А у меня есть выбор?
– Я готов.
– Отлично. Через двадцать минут отбываете.
Я отдал распоряжение собираться. Некоторые были напуганы. Стеречь границу тоже опасно: часто пытаются прорваться подразделения анархистов, но в центре Ролакра, где развернулась основная арена действий, просто беспощадная мясорубка. Поступление на военную службу сугубо добровольное, только обратно пути не будет. Либо служишь в армии, защищая государство, либо сядешь в тюрьму, чтобы не разглашал сведения, составляющие государственную тайну. Вот так у нас строго.
Через полчаса пятнадцатая и восемнадцатая группы отбыли в качестве подкрепления. За окнами проносятся унылые картины: разрушенные дома, пустые улицы, брошенные машины, неубранные трупы. Снова щемит сердце. Как же мы докатились до этого? А ведь некоторые аристократы говорили, что лучше решать дела дипломатическим путем. Разумеется, Реста отвергла это предложение. По ее словам, те, кто отказывается признавать власть Центрального Министерства, будут иметь дело с его гневом. Вот и результат.
В последний раз такое масштабное восстание произошло пятьдесят семь лет назад. Анархисты смогли убить министра, уничтожить Дворцовую улицу (которую Тотен не стал восстанавливать, чтобы лишний раз унизить аристократов), и развязать полномасштабную войну в Волленде.

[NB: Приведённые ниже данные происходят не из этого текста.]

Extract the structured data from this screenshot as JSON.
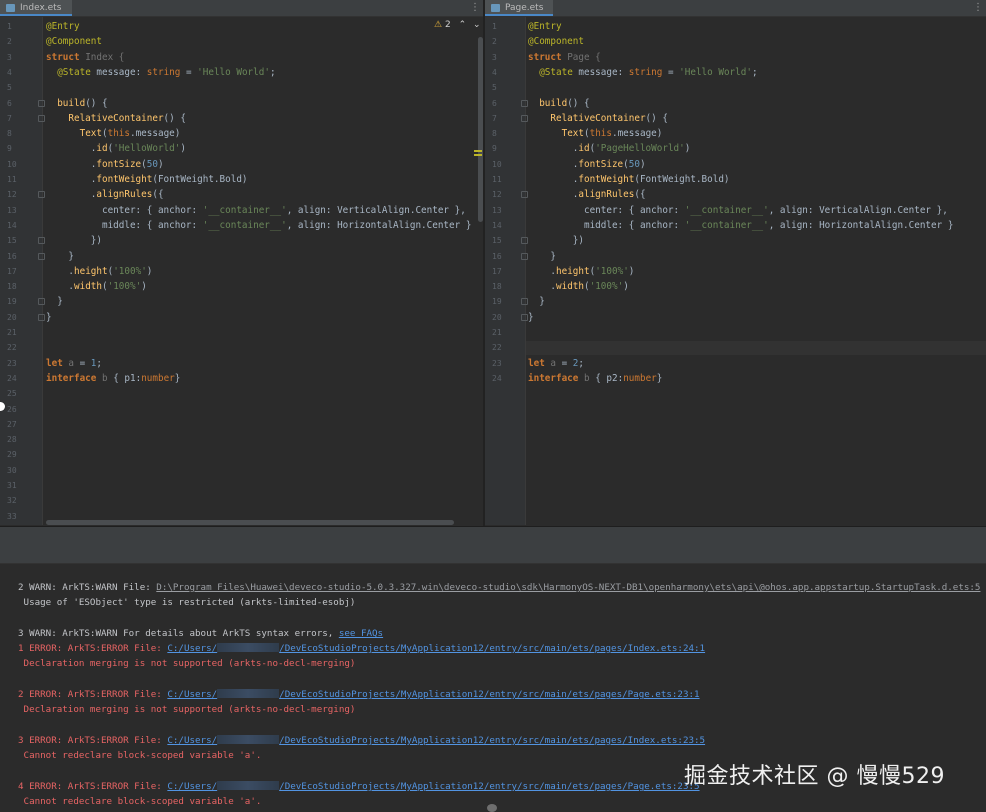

Городок стерли с лица земли, и, кажется, история повторяется вновь.
– Хэй, чего такой хмурый?
Верманд Чесливер (или просто Энди) сидел с безмятежным лицом, словно ехал на работу в офис, а не воевать. Мы дружим практически с детства. Помню тот день, когда впервые пришел в школу. Обычно дети аристократов обучаются на дому, но я сумел настоять на посещении школы (мой покойным дедушка тоже приложил к этому руку). Когда ребята в классе узнали мое имя, немедленно стали предлагать сесть рядом, девчонки строили глазки (и плевать, что тогда мы были детьми, любви все возрасты покорны). Только Энди спокойно отнесся к появлению в классе аристократа. И в последующие годы он относился ко мне, как к обычному парню, тем более что я старался вести себя достойно, но не заносчиво. Родители злились на меня, им больше хотелось бы, чтобы я проводил все время в кругу себе равных. Только лучше Энди друга мне не найти, в этом я на все сто процентов уверен.
– Я не хочу, чтобы наша группа тоже попала в кольцо.
– Война есть война, без жертв никак.
– Знаю, только от этого не легче. Ты же понимаешь, я не боюсь погибнуть. Твоя смерть или смерть любого из моей группы станет куда большей пыткой.
Шепот Энди стал практически неслышным, зато в глазах отражалось все, о чем он думал:
– Мы не выживем. Свободники хорошо подготовились. Но если тебе выпадет шанс… Не перебивай! Так вот, если сможешь – спасай свою жизнь! Ты значимее всех нас.
7.1
Сложно сказать, что я чувствовал в этот момент: признательность или злость на его глупость. Неужели он действительно думает, что я пожертвую друзьями, лишь бы спастись самому?!
– Еще раз услышу такое, сядешь как изменник, понял?
Мой друг лишь ухмыльнулся. Вспоминаю, что слышал эту фразу от Орэла.
– Прекрати издеваться, Энди! Я серьёзно говорю. Боюсь, у наших ребят не хватит опыта и выдержки, тем более, что мы изначально не были согласны с жесткими мерами. Реста говорит, что мир нужно завоевывать грубой, всеразрушающей силой, что победа всегда остается за теми, кто готов зубами вырывать ее из горла врага. А в итоге не остается ни победителей, ни побежденных.
– Хотим мы этого или нет, за нас все решили. Мы можем отправиться по домам, закрыть глаза на происходящее, но проблема от этого не разрешится. Война достанет нас и там.
Тяжело смотреть на Энди. Он знает, что не выживет, но продолжает двигаться вперед. Только ради чего? Чтобы спасти государство и своих близких? А как вообще появилась угроза? Я иду в бой, даже не зная всей правды.
Машина остановилась. Несколько часов назад здесь было по-настоящему жарко, а сейчас тихо. Смертельно тихо. Нужно осмотреть территорию.
Каждой клеточкой тела ощущаю ужас своих ребят. Про разрушенные дома не говорю, это дело поправимое. Винтовкой приходится прокладывать себе путь: все пространство было завалено горами обгоревших трупов. Женщины и дети пытались спастись, но анархисты не пощадили даже их. Я видел мертвых, но гражданским должны были дать шанс!